I just lost my husband of 25 years to liver cancer, October 2008, lived for 6 months after he was diagnosed. I cry day and night because I miss him so much. He was my world and I don’t think I can cope with his death!!! We were the best of friends and we never went any where without each other, we were inseparable. We have a 17 year old son, who I have to sleep with every night in order to be able to close my eyes at night, he is also so devastated. I’d give anything to be able to hold him, hear his amazing voice, and kiss him once more…it hurts soooo bad!!!!!!
Drs. Gloria and Heidi Respond
We are so sorry to hear of the death of your husband. Right now it feels like you can’t cope because you were so close for those 25 years and we encourage you to be gentle with yourself while the pain is so new and so great. Give yourself time to grieve and do what you need to do for comfort as you begin to heal. Know that others have made it before you and you can too.

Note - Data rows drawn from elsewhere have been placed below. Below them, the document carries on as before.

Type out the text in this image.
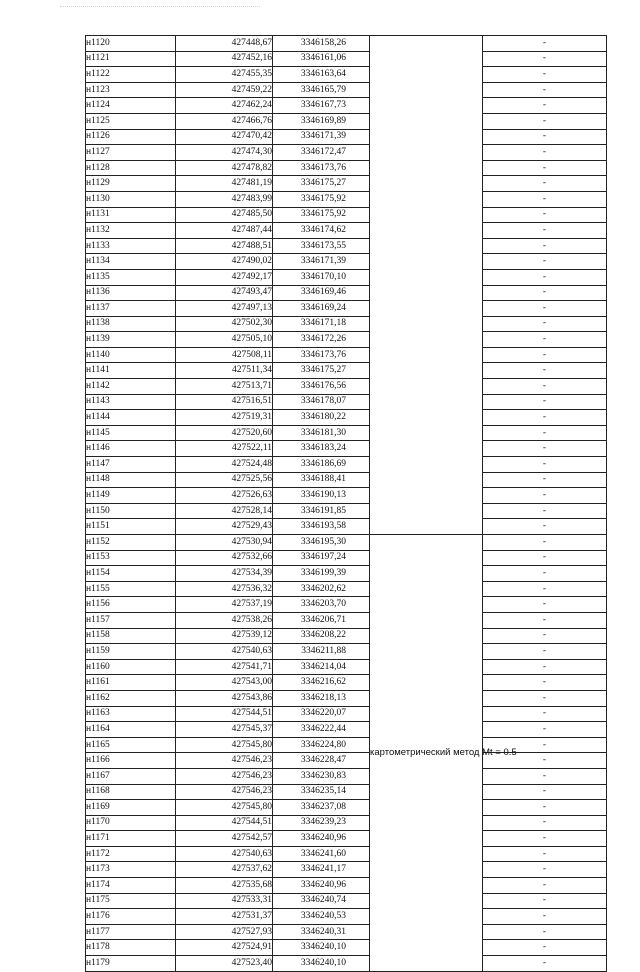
н1120	427448,67	3346158,26		-
н1121	427452,16	3346161,06		-
н1122	427455,35	3346163,64		-
н1123	427459,22	3346165,79		-
н1124	427462,24	3346167,73		-
н1125	427466,76	3346169,89		-
н1126	427470,42	3346171,39		-
н1127	427474,30	3346172,47		-
н1128	427478,82	3346173,76		-
н1129	427481,19	3346175,27		-
н1130	427483,99	3346175,92		-
н1131	427485,50	3346175,92		-
н1132	427487,44	3346174,62		-
н1133	427488,51	3346173,55		-
н1134	427490,02	3346171,39		-
н1135	427492,17	3346170,10		-
н1136	427493,47	3346169,46		-
н1137	427497,13	3346169,24		-
н1138	427502,30	3346171,18		-
н1139	427505,10	3346172,26		-
н1140	427508,11	3346173,76		-
н1141	427511,34	3346175,27		-
н1142	427513,71	3346176,56		-
н1143	427516,51	3346178,07		-
н1144	427519,31	3346180,22		-
н1145	427520,60	3346181,30		-
н1146	427522,11	3346183,24		-
н1147	427524,48	3346186,69		-
н1148	427525,56	3346188,41		-
н1149	427526,63	3346190,13		-
н1150	427528,14	3346191,85		-
н1151	427529,43	3346193,58		-
н1152	427530,94	3346195,30	картометрический метод Mt = 0.5	-
н1153	427532,66	3346197,24		-
н1154	427534,39	3346199,39		-
н1155	427536,32	3346202,62		-
н1156	427537,19	3346203,70		-
н1157	427538,26	3346206,71		-
н1158	427539,12	3346208,22		-
н1159	427540,63	3346211,88		-
н1160	427541,71	3346214,04		-
н1161	427543,00	3346216,62		-
н1162	427543,86	3346218,13		-
н1163	427544,51	3346220,07		-
н1164	427545,37	3346222,44		-
н1165	427545,80	3346224,80		-
н1166	427546,23	3346228,47		-
н1167	427546,23	3346230,83		-
н1168	427546,23	3346235,14		-
н1169	427545,80	3346237,08		-
н1170	427544,51	3346239,23		-
н1171	427542,57	3346240,96		-
н1172	427540,63	3346241,60		-
н1173	427537,62	3346241,17		-
н1174	427535,68	3346240,96		-
н1175	427533,31	3346240,74		-
н1176	427531,37	3346240,53		-
н1177	427527,93	3346240,31		-
н1178	427524,91	3346240,10		-
н1179	427523,40	3346240,10		-
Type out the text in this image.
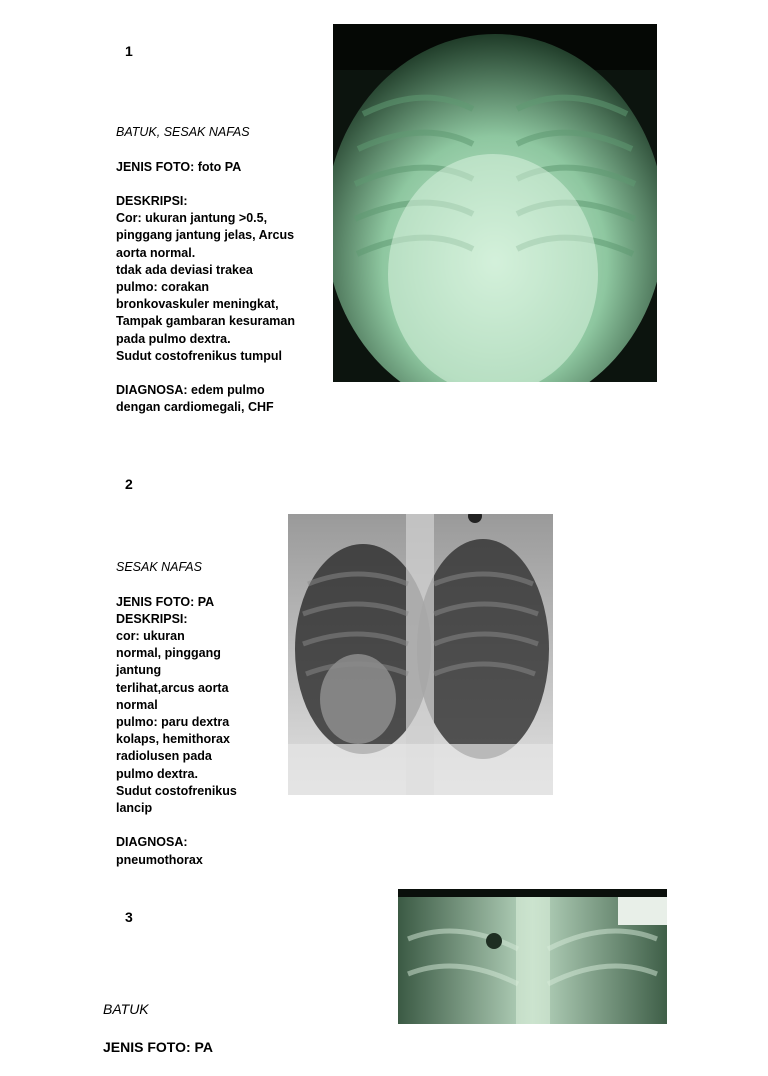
1

BATUK, SESAK NAFAS

JENIS FOTO: foto PA

DESKRIPSI:
Cor: ukuran jantung >0.5,
pinggang jantung jelas, Arcus
aorta normal.
tdak ada deviasi trakea
pulmo: corakan
bronkovaskuler meningkat,
Tampak gambaran kesuraman
pada pulmo dextra.
Sudut costofrenikus tumpul

DIAGNOSA: edem pulmo
dengan cardiomegali, CHF

2

SESAK NAFAS

JENIS FOTO: PA
DESKRIPSI:
cor: ukuran
normal, pinggang
jantung
terlihat,arcus aorta
normal
pulmo: paru dextra
kolaps, hemithorax
radiolusen pada
pulmo dextra.
Sudut costofrenikus
lancip

DIAGNOSA:
pneumothorax

3

BATUK

JENIS FOTO: PA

Don’t try to go it alone. You have reached out to us and now we hope that you will help yourself and your son by finding additional support in your community. We would suggest to you that you reach out to friends, family, religious community, and possibly professional counseling for support. Try contacting your local hospital or hospice to find a support group. Writing is a wonderful outlet that helps not only you but at the same times gives encouragement and hope to others.

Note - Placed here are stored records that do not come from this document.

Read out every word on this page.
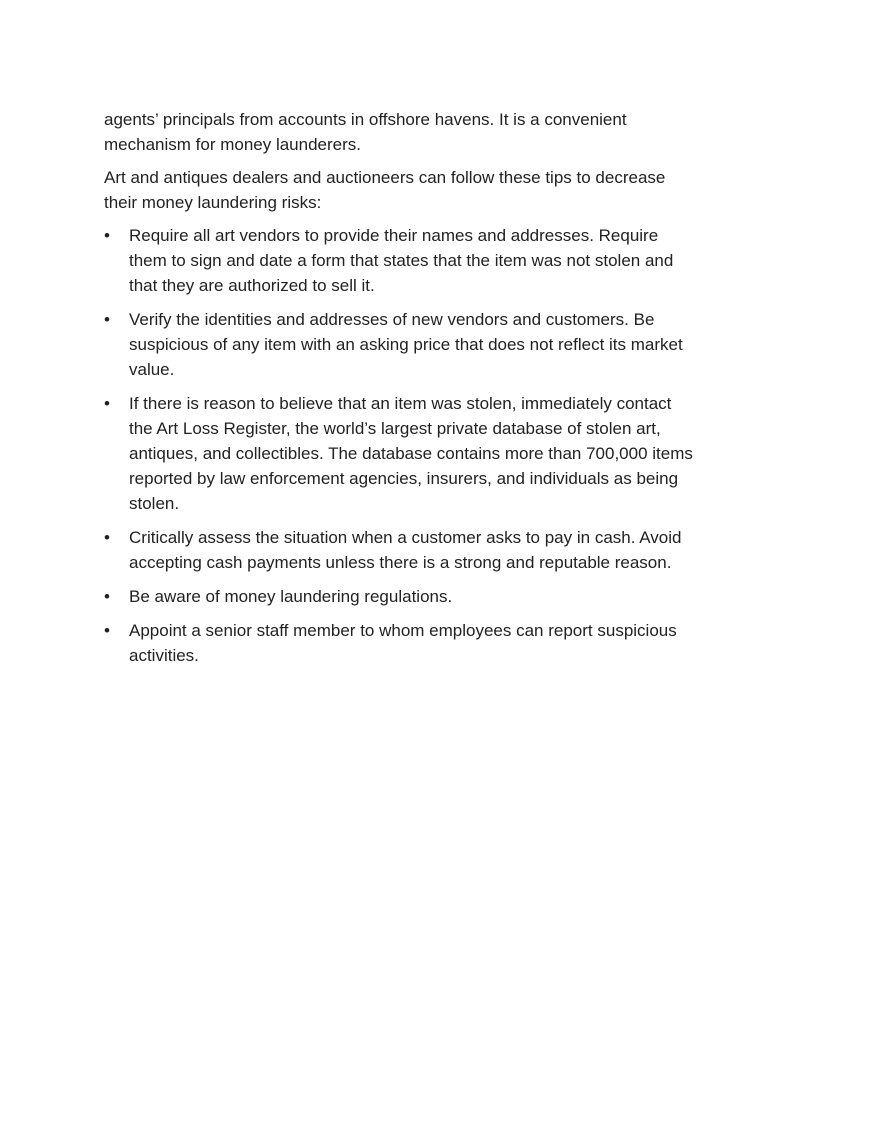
agents’ principals from accounts in offshore havens. It is a convenient
mechanism for money launderers.

Art and antiques dealers and auctioneers can follow these tips to decrease
their money laundering risks:

• Require all art vendors to provide their names and addresses. Require
them to sign and date a form that states that the item was not stolen and
that they are authorized to sell it.
• Verify the identities and addresses of new vendors and customers. Be
suspicious of any item with an asking price that does not reflect its market
value.
• If there is reason to believe that an item was stolen, immediately contact
the Art Loss Register, the world’s largest private database of stolen art,
antiques, and collectibles. The database contains more than 700,000 items
reported by law enforcement agencies, insurers, and individuals as being
stolen.
• Critically assess the situation when a customer asks to pay in cash. Avoid
accepting cash payments unless there is a strong and reputable reason.
• Be aware of money laundering regulations.
• Appoint a senior staff member to whom employees can report suspicious
activities.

Your son may also need help and counseling to deal with the loss of his dad. While it is not unusual for a family to sleep in the same room after the sudden death of a family member we feel that your grief and need may be putting undue stress on your young adult son. It is important to remember that teens need their space and they often feel like they have to remain strong for their grieving parent and take care of them. Teens can feel responsible for parents and feel like they need to be with them to fill the void left by the deceased parent. It’s important that we as parents gently encourage our teens to go through the normal developmental stage of separation and individuation – spending time with friends and sleeping by themselves. Reassuring teens that you (parent) will be o.k. even though you are grieving right now often is a relief to teens who are carrying the burden of thinking they have to comfort bereaved parents. You and your son may both find help in reading our book, Teen Grief Relief.
We wish you well as you walk this very difficult path we call grief.